About
Even before access to the Internet became common, Latin scholars were publishing texts online and developing aids for reading them on sites such as the Perseus Digital Library, the Latin Library, and the Internet Classics Archive. Today, anyone with a connection to the Internet can find texts ranging from the earliest inscriptions to weekly podcasts of current events in Neo-Latin. But because most of these texts have been posted online by individuals or groups working independently of each other, with different aims and different scholarly conventions, they have no common organizational scheme, no standard format, and no quality control. Some are openly available without restriction (e.g., the Perseus Digital Library and digilibLT); others are protected by copyright (e.g., the Packard Humanities Institute's Latin Texts); still others are available only by purchasing a subscription (Brepols' Digital Library of Latin Texts). Moreover, with one or two notable exceptions (e.g., Musis deoque: un archivo digitale di poesia latina, Catullus Online), all Latin texts online have one thing in common: the absence of the critical apparatus that has been the hallmark of scholarly Latin texts in print since the eighteenth century. Finally, since there are not any viable outlets for publishing peer-reviewed digital critical editions, scholars do not have much incentive for moving beyond the limitations of print.

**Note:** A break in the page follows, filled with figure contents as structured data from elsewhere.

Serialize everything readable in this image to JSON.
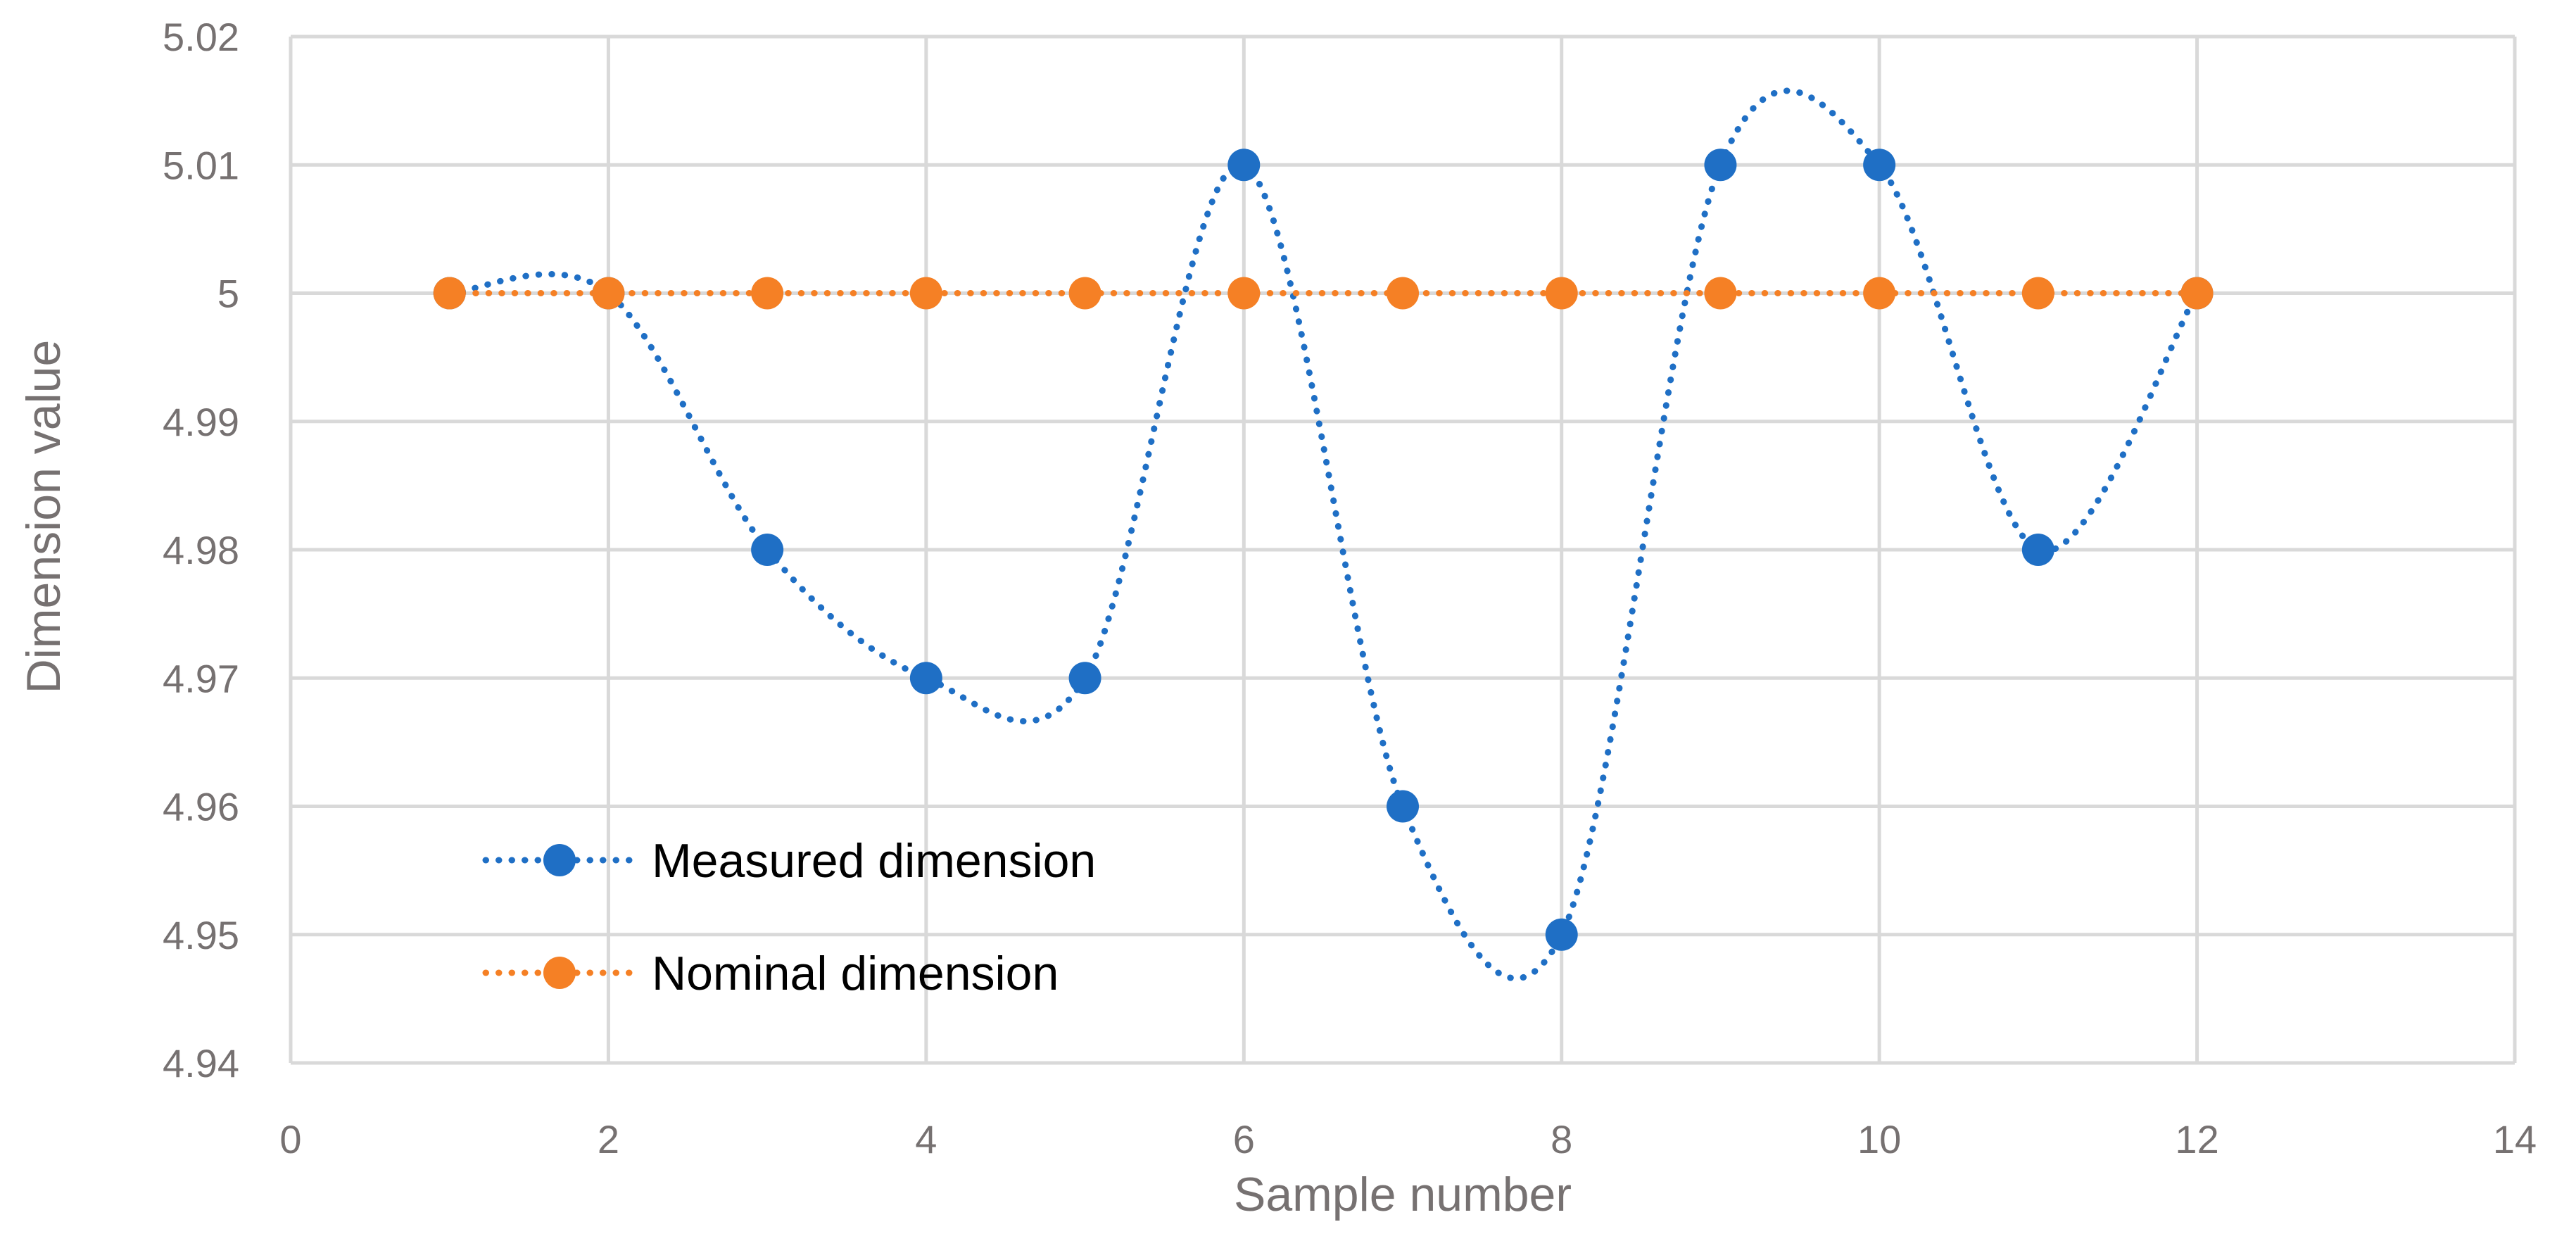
{
  "chart_data": {
    "type": "line",
    "title": "",
    "xlabel": "Sample number",
    "ylabel": "Dimension value",
    "xlim": [
      0,
      14
    ],
    "ylim": [
      4.94,
      5.02
    ],
    "x_ticks": [
      "0",
      "2",
      "4",
      "6",
      "8",
      "10",
      "12",
      "14"
    ],
    "y_ticks": [
      "4.94",
      "4.95",
      "4.96",
      "4.97",
      "4.98",
      "4.99",
      "5",
      "5.01",
      "5.02"
    ],
    "grid": true,
    "legend_position": "lower-left",
    "x": [
      1,
      2,
      3,
      4,
      5,
      6,
      7,
      8,
      9,
      10,
      11,
      12
    ],
    "series": [
      {
        "name": "Measured dimension",
        "color": "#1f6fc5",
        "line_style": "dotted",
        "smooth": true,
        "values": [
          5.0,
          5.0,
          4.98,
          4.97,
          4.97,
          5.01,
          4.96,
          4.95,
          5.01,
          5.01,
          4.98,
          5.0
        ]
      },
      {
        "name": "Nominal dimension",
        "color": "#f58025",
        "line_style": "dotted",
        "smooth": false,
        "values": [
          5.0,
          5.0,
          5.0,
          5.0,
          5.0,
          5.0,
          5.0,
          5.0,
          5.0,
          5.0,
          5.0,
          5.0
        ]
      }
    ]
  }
}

In other words, for all the power and flexibility of the web, the Latin language—a lingua franca from antiquity to the early modern era—remains severed from the rich network of connections (evidentiary, interpretative, comparative, etc.) in which scholars and students have invested for generations and which are essential if the language is to be a living part of human culture and serious scholarship in the digital age.
The Project's History
With the support of a planning grant from the Andrew W. Mellon Foundation's Scholarly Communications Program in 2012–2013, members of the Society for Classical Studies, the Medieval Academy of America, and the Renaissance Society of America explored the possibility of creating a resource that would fill these voids and usher in a renaissance in scholarly editing and communication in all fields concerned with the Latin language. The group determined that it is not just feasible, but highly desirable to build the DLL—a virtual, ubiquitous, sustainable working space where scholars and readers of Latin texts of all periods can work with and produce new tools, resources, and critical editions, combining traditional philological methods with new technology to expand the reach and capabilities of Latin scholarship and pedagogy. The group also put Samuel J. Huskey in charge of the project and designated the University of Oklahoma, his home institution, as its host.
In 2014, Huskey teamed up with colleagues June Abbas, a professor in OU's School of Library and Information Studies, and Chris Weaver, an associate professor in OU's School of Computer Science, and applied for and received a second planning grant from the Mellon Foundation—this time to explore the possibilities for incorporating data visualization and analysis into the project and to conduct user studies according to the standards of library science. The success of that planning phase led to the award of a two-year implementation grant for 2015-2017, which was extended to 2018.
Since the end of the funding period, the team has been engaged in:
- publishing articles and presenting our work at conferences,
- developing applications to automate some of the technical aspects of the project,
- and maintaining and upgrading our technology.